On August 21, 1954 the fifteenth reunion of the Clough Society was at Canterbury, N. H. On the drive that afternoon, we placed flowers at the lonely cemetery where Jeremiah Clough, Jr. sleeps within a stone-walled enclosure that is marked by a granite monument that was given in his honor by the Canterbury Clough Society about forty years ago.
If you read on page 105 in the Clough Book about the lineage of Jeremiah-4 you will call to mind that his father was Jeremiah-3, one of the first settlers in Canterbury in 1736. The Indians became increasingly menacing and in 1744 Jeremiah-3 built a fort that was the most northern defense in the Colony and became the eastern terminus of the Province Road that extended across the Colony to Fort No. 4, later called Charlestown, N. H.
Nobody can estimate the hundreds of years before this date that the Indians had traversed this trail. The Penacook Tribe claimed the territory for their hunting grounds.

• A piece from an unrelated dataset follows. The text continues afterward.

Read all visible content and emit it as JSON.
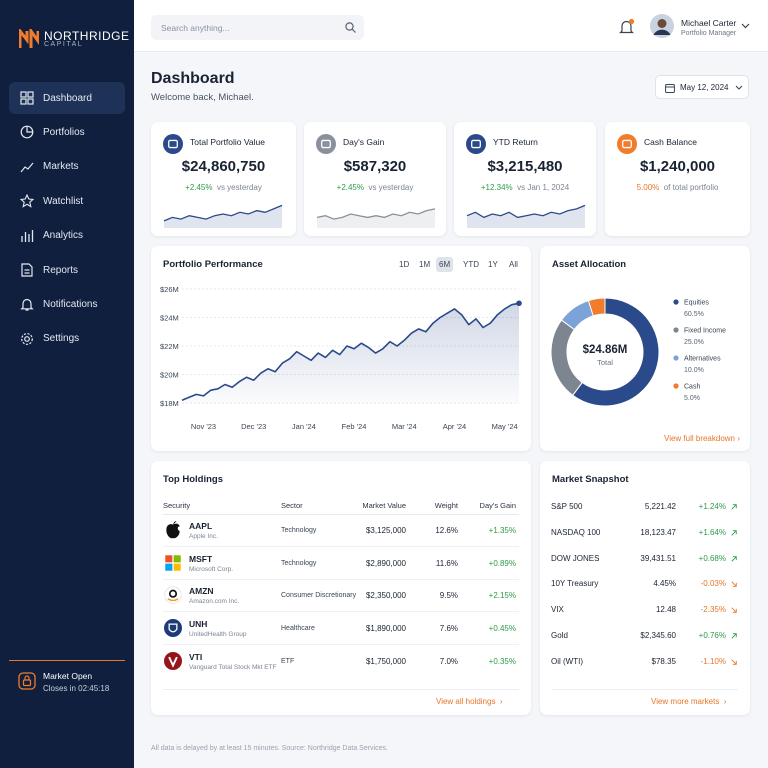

In the spring and fall, the redmen replenished their supplies with many wild geese that settled on Lake Sunapee for rest on the flights to and fro to the north and south. The name Sunapee is from the two words, suna-a wild goose, and nipi-a lake, in the language of the Abanaki Nation of which the Penacooks were a tribe.

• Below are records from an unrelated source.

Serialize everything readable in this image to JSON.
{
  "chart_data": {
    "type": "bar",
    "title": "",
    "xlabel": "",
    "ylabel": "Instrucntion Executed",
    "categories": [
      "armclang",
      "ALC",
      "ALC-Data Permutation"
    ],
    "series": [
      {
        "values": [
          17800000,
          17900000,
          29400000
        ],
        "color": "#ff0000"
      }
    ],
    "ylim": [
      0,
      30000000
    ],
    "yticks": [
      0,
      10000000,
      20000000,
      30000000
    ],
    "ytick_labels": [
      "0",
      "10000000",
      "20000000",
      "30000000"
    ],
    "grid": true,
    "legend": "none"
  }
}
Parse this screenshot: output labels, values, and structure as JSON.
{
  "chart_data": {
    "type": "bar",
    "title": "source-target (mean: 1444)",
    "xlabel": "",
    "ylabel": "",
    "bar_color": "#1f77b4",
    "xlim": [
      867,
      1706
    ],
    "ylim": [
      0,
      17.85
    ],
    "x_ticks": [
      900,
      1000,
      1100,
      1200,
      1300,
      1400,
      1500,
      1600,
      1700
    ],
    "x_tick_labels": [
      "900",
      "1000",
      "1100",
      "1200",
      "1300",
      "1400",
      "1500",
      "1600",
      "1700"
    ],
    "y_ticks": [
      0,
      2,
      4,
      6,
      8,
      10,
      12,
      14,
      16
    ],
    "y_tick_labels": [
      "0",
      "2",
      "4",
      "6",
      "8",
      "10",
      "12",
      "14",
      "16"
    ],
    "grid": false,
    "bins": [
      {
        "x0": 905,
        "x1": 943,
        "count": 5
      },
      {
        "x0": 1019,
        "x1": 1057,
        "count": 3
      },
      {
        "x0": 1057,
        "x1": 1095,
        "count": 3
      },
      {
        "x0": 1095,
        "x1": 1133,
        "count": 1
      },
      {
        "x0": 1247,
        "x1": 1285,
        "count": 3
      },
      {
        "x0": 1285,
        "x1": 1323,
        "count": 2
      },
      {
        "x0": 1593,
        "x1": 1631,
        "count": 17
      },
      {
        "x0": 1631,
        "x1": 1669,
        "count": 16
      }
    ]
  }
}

The well trodden trail became the pathway for scouts as soon as the Indians became hostile and the famous band of Captain Robert Rogers Rangers knew every mile of its course. Later the provincial legislature ordered that this trail be cut widely enough to permit the colonial troops to march from Clough’s Fort in Canterbury to Fort No. 4 which was the most northern stockade on the bank of the Connecticut River with three other defenses on the river to the south.
The Society Daughters of Colonial Wars in New Hampshire is tracing this Province Road from Canterbury to Charlestown with the intention of setting markers at ‘strategic spots. The first will be placed near the cemetery of Jeremiah-4 adjacent to the site of the fort that his father constructed.